Y.B. : Mon film est également sorti dans les salles en Russie et à l’étranger, mais à moindre échelle que Leviathan. Et surtout, à la différence de ce dernier, L’idiot utilise un langage cinématographique simple. Il a rapidement été piraté, et la société russe et l’intelligentsia ont pu se faire une idée du film. Et les gens ont compris queL’idiot parle de problèmes russes à des Russes, afin d’entamer un dialogue dans le pays. En revanche, mon film a engendré des tensions au sein du milieu cinématographique. Sorti au même moment, L’idiot a été comparé au film d’Andreï Zviaguintsev, ce qui a créé une vraie scission au sein de la communauté. Deux camps se sont formés : celui de L’idiot, pro-Poutine, et celui de Leviathan, la classe libérale « éclairée ». C’était incroyable, et totalement injustifié. Zviaguintsev est simplement plus mature que moi, plus radical, il ne craint pas de faire un cinéma dépressif, pessimiste et complexe, alors que je suis plus proche des gens.

LCDR : Comment vous adressez-vous aux gens, justement ?

Y.B. : Je pense qu’il faut aller vers le dialogue. Il ne faut pas reprocher au peuple russe son développement « trop lent », sinon il risque de s’isoler et de soutenir le pouvoir, qui l’utilisera. Par exemple, les libéraux ne devraient pas comparer le monde russe au fascisme, comme ils le font aujourd’hui. Il faut être plus délicat avec ses concitoyens. Il faut construire des ponts entre les couches de la société et ne pas traiter tout le monde d’idiots et partir vivre en Europe.

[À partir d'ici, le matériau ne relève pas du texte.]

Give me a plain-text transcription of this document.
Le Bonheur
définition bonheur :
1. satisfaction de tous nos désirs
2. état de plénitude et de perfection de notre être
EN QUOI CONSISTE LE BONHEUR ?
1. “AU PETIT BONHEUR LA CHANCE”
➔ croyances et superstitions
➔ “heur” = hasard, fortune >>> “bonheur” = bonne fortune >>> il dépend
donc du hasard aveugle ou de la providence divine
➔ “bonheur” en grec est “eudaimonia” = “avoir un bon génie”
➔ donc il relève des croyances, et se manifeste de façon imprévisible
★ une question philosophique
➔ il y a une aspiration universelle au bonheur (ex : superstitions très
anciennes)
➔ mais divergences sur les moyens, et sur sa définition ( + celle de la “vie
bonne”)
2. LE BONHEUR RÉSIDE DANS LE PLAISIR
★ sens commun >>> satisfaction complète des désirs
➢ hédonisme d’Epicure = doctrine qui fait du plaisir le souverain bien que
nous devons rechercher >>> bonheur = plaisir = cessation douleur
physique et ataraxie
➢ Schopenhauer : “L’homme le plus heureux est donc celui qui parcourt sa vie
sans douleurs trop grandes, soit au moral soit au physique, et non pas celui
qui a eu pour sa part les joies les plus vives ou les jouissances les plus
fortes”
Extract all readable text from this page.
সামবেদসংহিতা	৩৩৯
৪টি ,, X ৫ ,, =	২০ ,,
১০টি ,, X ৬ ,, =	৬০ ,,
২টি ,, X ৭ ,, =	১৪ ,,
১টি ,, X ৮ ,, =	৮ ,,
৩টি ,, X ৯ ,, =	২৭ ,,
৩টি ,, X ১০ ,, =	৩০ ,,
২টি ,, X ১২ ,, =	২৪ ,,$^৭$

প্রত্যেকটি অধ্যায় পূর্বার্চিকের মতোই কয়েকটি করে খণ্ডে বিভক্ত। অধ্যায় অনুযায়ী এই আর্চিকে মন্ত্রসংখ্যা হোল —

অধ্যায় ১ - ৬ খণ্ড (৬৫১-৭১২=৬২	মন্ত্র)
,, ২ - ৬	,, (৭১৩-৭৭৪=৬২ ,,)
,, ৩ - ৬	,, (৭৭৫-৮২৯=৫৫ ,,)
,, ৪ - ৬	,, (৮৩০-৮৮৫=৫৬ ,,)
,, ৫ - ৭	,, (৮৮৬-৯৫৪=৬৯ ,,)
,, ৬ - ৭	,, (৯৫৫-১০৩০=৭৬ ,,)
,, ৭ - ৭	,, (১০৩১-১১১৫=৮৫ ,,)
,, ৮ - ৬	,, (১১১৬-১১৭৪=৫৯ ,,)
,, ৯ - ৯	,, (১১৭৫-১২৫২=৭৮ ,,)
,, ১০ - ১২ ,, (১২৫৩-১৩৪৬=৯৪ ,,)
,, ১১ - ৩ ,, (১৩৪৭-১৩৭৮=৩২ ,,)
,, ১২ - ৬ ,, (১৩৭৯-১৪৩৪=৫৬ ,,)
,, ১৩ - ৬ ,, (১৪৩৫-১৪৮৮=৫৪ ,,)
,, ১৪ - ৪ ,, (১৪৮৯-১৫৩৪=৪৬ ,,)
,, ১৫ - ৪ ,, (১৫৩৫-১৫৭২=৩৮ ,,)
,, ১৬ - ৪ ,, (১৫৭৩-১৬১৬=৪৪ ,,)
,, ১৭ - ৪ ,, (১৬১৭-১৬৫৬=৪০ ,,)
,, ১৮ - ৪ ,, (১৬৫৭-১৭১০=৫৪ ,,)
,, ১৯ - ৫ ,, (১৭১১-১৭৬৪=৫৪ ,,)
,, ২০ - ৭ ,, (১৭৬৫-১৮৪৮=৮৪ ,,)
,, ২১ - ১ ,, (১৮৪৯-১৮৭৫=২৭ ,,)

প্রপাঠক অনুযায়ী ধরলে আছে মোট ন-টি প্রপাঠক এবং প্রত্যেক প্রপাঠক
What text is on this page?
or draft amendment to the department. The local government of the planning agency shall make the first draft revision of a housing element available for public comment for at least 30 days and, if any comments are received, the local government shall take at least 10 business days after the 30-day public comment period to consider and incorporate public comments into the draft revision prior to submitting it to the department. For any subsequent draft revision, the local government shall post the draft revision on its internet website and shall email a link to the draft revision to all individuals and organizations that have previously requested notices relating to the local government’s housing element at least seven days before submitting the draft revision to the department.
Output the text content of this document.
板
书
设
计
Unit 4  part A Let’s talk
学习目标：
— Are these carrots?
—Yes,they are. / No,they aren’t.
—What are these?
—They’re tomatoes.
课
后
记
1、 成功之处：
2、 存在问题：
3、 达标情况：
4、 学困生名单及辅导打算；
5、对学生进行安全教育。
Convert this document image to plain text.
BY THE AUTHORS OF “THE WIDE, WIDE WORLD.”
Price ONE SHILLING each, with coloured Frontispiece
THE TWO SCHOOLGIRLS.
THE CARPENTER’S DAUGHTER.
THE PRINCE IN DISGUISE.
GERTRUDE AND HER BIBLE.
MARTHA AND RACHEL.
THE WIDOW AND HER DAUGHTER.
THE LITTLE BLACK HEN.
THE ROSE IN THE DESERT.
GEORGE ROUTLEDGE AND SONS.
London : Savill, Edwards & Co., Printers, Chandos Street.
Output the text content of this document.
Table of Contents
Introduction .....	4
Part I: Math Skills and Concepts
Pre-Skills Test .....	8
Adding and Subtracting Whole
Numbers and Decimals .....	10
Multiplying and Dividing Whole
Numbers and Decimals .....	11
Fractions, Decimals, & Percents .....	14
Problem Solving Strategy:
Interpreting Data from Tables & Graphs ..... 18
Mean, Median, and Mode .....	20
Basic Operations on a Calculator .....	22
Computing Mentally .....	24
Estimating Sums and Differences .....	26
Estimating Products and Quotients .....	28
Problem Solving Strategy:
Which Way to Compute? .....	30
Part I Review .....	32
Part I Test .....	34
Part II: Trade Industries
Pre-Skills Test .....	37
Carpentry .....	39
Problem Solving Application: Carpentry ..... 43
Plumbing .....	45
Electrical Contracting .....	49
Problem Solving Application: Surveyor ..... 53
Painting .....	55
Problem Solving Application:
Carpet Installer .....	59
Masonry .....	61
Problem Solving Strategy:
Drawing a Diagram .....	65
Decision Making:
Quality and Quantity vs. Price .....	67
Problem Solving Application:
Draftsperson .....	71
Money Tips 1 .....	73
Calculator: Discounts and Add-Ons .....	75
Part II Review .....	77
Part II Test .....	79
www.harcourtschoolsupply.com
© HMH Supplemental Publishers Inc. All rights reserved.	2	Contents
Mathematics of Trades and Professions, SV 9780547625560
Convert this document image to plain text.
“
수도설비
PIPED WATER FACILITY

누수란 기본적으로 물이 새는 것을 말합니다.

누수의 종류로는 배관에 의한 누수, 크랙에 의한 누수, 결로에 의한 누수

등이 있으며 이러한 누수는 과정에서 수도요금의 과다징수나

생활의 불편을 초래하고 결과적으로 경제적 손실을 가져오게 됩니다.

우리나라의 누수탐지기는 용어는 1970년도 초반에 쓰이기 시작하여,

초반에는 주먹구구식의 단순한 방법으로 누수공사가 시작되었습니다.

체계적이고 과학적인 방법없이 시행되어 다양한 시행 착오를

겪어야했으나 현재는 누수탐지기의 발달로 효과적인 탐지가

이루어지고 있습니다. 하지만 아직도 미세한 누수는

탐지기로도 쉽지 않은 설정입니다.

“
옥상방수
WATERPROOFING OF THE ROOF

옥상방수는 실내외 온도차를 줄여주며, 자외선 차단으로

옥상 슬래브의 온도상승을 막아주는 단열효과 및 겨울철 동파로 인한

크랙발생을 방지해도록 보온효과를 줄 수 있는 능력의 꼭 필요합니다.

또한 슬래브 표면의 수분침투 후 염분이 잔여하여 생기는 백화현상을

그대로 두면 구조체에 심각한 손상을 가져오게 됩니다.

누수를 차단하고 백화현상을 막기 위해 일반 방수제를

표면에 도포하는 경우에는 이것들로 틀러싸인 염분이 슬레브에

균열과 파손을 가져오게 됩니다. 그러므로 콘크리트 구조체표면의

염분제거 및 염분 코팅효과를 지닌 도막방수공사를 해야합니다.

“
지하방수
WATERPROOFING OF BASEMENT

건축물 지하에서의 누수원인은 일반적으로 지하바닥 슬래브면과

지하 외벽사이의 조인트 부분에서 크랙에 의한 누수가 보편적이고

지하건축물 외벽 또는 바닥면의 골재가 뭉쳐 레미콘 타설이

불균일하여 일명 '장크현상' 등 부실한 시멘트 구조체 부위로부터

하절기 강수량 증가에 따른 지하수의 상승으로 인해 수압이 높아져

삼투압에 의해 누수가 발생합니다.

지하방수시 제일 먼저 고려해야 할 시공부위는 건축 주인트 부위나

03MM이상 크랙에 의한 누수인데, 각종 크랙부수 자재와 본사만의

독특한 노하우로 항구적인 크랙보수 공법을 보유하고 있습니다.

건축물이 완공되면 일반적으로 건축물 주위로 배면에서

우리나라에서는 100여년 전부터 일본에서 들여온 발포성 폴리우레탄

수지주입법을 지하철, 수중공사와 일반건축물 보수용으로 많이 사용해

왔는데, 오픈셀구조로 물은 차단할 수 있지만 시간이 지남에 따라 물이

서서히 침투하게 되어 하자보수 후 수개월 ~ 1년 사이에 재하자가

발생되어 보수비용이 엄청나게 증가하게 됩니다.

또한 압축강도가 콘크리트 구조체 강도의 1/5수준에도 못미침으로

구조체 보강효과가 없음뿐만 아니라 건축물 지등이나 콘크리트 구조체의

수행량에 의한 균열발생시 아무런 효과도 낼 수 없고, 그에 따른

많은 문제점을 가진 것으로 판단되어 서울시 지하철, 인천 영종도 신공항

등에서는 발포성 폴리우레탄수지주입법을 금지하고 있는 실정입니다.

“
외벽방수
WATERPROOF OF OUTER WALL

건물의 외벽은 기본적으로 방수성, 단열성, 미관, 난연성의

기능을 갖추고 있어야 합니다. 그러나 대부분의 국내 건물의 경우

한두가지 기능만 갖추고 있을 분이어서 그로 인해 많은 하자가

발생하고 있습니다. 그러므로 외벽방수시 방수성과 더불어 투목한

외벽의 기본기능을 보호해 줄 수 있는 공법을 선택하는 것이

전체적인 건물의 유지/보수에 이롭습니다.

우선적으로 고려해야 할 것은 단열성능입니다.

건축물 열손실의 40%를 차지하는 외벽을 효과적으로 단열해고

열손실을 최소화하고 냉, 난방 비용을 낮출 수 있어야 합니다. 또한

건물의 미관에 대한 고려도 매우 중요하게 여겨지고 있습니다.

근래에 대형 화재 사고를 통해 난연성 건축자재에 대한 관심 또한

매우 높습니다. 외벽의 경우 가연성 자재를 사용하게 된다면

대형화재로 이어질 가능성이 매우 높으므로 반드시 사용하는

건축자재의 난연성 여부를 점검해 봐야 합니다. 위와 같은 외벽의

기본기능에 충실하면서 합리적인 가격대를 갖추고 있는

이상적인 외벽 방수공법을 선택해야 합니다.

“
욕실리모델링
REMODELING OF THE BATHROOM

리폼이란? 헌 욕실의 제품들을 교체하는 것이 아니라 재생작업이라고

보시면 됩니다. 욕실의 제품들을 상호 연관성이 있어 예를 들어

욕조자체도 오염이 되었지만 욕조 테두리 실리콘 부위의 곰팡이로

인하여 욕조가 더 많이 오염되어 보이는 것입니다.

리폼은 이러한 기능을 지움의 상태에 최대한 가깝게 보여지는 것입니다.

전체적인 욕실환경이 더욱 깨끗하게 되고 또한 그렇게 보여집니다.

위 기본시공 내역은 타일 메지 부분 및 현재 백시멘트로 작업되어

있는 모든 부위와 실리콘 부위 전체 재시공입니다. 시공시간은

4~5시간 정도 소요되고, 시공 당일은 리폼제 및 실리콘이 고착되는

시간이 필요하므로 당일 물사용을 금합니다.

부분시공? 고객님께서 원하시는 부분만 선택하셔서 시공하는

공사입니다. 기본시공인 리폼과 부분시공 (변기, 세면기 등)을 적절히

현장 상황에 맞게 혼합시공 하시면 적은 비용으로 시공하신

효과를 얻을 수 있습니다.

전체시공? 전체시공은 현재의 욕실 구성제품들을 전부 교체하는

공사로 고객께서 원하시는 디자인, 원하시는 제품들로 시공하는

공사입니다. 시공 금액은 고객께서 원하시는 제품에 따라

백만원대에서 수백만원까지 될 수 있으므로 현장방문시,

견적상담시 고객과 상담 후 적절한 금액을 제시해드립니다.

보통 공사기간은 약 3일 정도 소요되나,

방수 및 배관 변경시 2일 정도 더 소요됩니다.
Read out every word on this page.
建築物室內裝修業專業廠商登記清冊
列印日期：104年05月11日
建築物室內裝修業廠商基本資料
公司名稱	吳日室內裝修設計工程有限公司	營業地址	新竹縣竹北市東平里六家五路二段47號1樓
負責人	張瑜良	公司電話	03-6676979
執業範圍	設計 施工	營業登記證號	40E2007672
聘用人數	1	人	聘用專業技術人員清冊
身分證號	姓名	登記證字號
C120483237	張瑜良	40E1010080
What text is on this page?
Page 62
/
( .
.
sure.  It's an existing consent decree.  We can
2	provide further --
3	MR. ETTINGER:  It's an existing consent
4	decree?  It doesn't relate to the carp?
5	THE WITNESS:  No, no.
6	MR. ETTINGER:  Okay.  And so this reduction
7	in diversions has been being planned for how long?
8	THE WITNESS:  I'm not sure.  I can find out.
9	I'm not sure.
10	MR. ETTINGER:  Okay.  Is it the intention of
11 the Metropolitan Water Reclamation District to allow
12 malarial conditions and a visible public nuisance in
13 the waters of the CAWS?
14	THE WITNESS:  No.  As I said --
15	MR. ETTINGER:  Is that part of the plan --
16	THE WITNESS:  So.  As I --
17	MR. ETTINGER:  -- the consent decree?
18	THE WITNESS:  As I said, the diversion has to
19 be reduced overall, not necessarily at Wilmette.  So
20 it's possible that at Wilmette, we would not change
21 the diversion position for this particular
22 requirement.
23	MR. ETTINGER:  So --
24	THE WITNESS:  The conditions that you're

« Balabanov était à la fois alcoolique et très clair dans son esprit »

LCDR : Le scandale autour de Leviathan a également marqué une rupture dans le financement public du cinéma en Russie. Le ministre de la culture n’a pas hésité à dire qu’il ne voyait pas de raison de financer des films sur la « Russie-caca »…

Y.B. : La situation est très ambiguë. D’un côté, Andreï a exprimé sincèrement ce qu’il voulait dans son film, mais de l’autre, il a fait fermer le robinet des financements pour le cinéma d’auteur. Les conditions qu’exige aujourd’hui le ministère de la culture ne laissent plus de place à des scénarios traitant de problèmes sociaux ou d’une possible lutte contre le pouvoir. Le budget est destiné à des productions militaro-patriotiques ou à des mélodrames. Je ne qualifierais pas cette politique de censure – personne n’interdit de projeter quoi que ce soit –, mais il est plus difficile de trouver l’argent nécessaire à la production.

LCDR : L’idiot est dédicacé au réalisateur russe Alexeï Balabanov, décédé il y a un peu plus de deux ans.

Y.B. : Balabanov est mort l’année de la sortie de L’idiot. Et si je ne le fréquentais pas, c’est un réalisateur pour lequel j’éprouve à la fois de l’admiration et de la compassion. Balabanov était un homme particulier, un nationaliste qui n’aimait pas la culture occidentale, à la fois alcoolique et très clair dans son esprit. Il souffrait beaucoup à l’intérieur. Et si nous sommes contraints de vivre en faisant des compromis, lui vivait comme il l’entendait. C’est pourquoi il me semble que cet hommage est justifié.